Non seulement les morts ne sont pas morts, mais ils parlent, ils plaident, ils exigent. On peut essayer d’endiguer leurs voix, mais ils pénétreront quand même à l’intérieur des pensées. Ce qu’ils disent, il faudra bien, tôt ou tard, l’entendre. Même s’ils demandent rien de moins que le don de la vie. En cela, ils sont cohérents : puisque les morts ne sont pas morts, les vivants n’ont pas à craindre l’heure de la mort.

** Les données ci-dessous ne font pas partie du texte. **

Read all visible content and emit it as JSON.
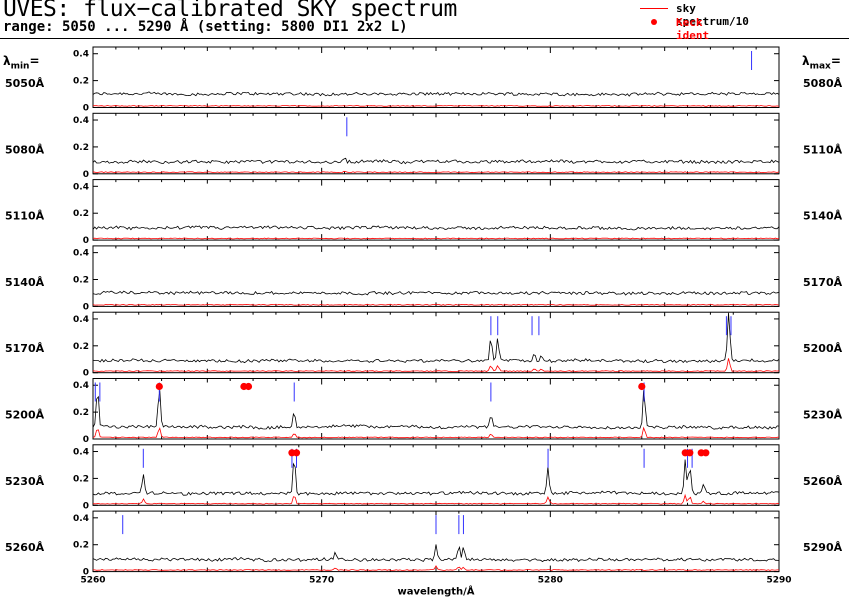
{
  "title": "UVES: flux−calibrated SKY spectrum",
  "subtitle": "range: 5050 ... 5290 Å (setting: 5800 DI1 2x2 L)",
  "legend": {
    "sky_label": "sky spectrum/10",
    "ident_label": "Keck ident"
  },
  "side_headers": {
    "lmin": "min",
    "lmax": "max"
  },
  "colors": {
    "sky": "#ff0000",
    "spectrum": "#000000",
    "marker": "#3333ff",
    "ident": "#ff0000"
  },
  "chart_data": {
    "type": "line",
    "xlabel": "wavelength/Å",
    "ylim": [
      0,
      0.45
    ],
    "yticks": [
      "0",
      "0.2",
      "0.4"
    ],
    "xticks": [
      "5260",
      "5270",
      "5280",
      "5290"
    ],
    "panels": [
      {
        "lmin": "5050Å",
        "lmax": "5080Å",
        "start": 5050,
        "baseline": 0.1,
        "lines": [],
        "markers": [
          5078.8
        ],
        "idents": []
      },
      {
        "lmin": "5080Å",
        "lmax": "5110Å",
        "start": 5080,
        "baseline": 0.09,
        "lines": [
          {
            "x": 5091.0,
            "h": 0.03
          }
        ],
        "markers": [
          5091.1
        ],
        "idents": []
      },
      {
        "lmin": "5110Å",
        "lmax": "5140Å",
        "start": 5110,
        "baseline": 0.09,
        "lines": [],
        "markers": [],
        "idents": []
      },
      {
        "lmin": "5140Å",
        "lmax": "5170Å",
        "start": 5140,
        "baseline": 0.1,
        "lines": [],
        "markers": [],
        "idents": []
      },
      {
        "lmin": "5170Å",
        "lmax": "5200Å",
        "start": 5170,
        "baseline": 0.09,
        "lines": [
          {
            "x": 5187.4,
            "h": 0.17
          },
          {
            "x": 5187.7,
            "h": 0.17
          },
          {
            "x": 5189.3,
            "h": 0.06
          },
          {
            "x": 5189.6,
            "h": 0.05
          },
          {
            "x": 5197.8,
            "h": 0.4
          }
        ],
        "markers": [
          5187.4,
          5187.7,
          5189.2,
          5189.5,
          5197.7,
          5197.9
        ],
        "idents": []
      },
      {
        "lmin": "5200Å",
        "lmax": "5230Å",
        "start": 5200,
        "baseline": 0.09,
        "lines": [
          {
            "x": 5200.2,
            "h": 0.3
          },
          {
            "x": 5202.9,
            "h": 0.3
          },
          {
            "x": 5208.8,
            "h": 0.12
          },
          {
            "x": 5217.4,
            "h": 0.1
          },
          {
            "x": 5224.1,
            "h": 0.3
          }
        ],
        "markers": [
          5200.1,
          5200.3,
          5202.9,
          5208.8,
          5217.4,
          5224.1
        ],
        "idents": [
          5202.9,
          5206.6,
          5206.8,
          5224.0
        ]
      },
      {
        "lmin": "5230Å",
        "lmax": "5260Å",
        "start": 5230,
        "baseline": 0.09,
        "lines": [
          {
            "x": 5232.2,
            "h": 0.13
          },
          {
            "x": 5238.8,
            "h": 0.28
          },
          {
            "x": 5249.9,
            "h": 0.2
          },
          {
            "x": 5255.9,
            "h": 0.26
          },
          {
            "x": 5256.1,
            "h": 0.22
          },
          {
            "x": 5256.7,
            "h": 0.08
          }
        ],
        "markers": [
          5232.2,
          5238.7,
          5238.9,
          5249.9,
          5254.1,
          5256.0,
          5256.2
        ],
        "idents": [
          5238.7,
          5238.9,
          5255.9,
          5256.1,
          5256.6,
          5256.8
        ]
      },
      {
        "lmin": "5260Å",
        "lmax": "5290Å",
        "start": 5260,
        "baseline": 0.09,
        "lines": [
          {
            "x": 5270.6,
            "h": 0.06
          },
          {
            "x": 5275.0,
            "h": 0.12
          },
          {
            "x": 5276.0,
            "h": 0.1
          },
          {
            "x": 5276.2,
            "h": 0.09
          }
        ],
        "markers": [
          5261.3,
          5275.0,
          5276.0,
          5276.2
        ],
        "idents": []
      }
    ]
  }
}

En prêtant l’oreille aux morts qui ne sont pas morts, Melchior Mbonimpa assure la continuité entre l’Afrique dont proviennent ses héros et le pays d’accueil où certains d’entre eux sont venus chercher une certaine sécurité. Les morts rappellent aux vivants que la sécurité n’est pas le dernier mot de la vie, qu’il faut parfois consentir aux ultimes sacrifices pour que, là-bas, la corruption soit combattue et que l’espoir renaisse. Et les vivants, un à un, de toutes les générations, reçoivent l’invite et y réagissent : ils doivent songer à leurs racines, mériter le respect des ancêtres, s’intégrer à leur cheminement vers la liberté et la dignité. Le reste est affaire de conscience et de lucidité. Tous n’ont pas à retourner au pays de leurs origines et à s’y faire trucider ; certains trouveront leur voie dans l’un ou l’autre des pays d’ailleurs. L’important, c’est de ne pas laisser la mort contrôler la vie.
Ce roman, autant et plus que les deux précédents, indique à quelles balises obéit l’auteur. Melchior Mbonimpa a d’abord publié de substantiels essais sur divers aspects de la situation africaine. On pense, par exemple, à La « Pax Americana » en Afrique des Grands Lacs (Vents d’Ouest, 2000). C’était, dit-il lui-même avec un sourire, pour se plier aux exigences universitaires. Parvenu au stade qu’il visait, il emprunte maintenant un autre genre littéraire pour révéler les Africains au monde et le sensibiliser aux mSurs et aux intuitions de l’Afrique. Ses romans, celui-ci en particulier, vont bien au-delà de l’exotisme. Ils ouvrent sur une spiritualité et une profondeur culturelle dont l’Afrique est encore prête à nous faire don.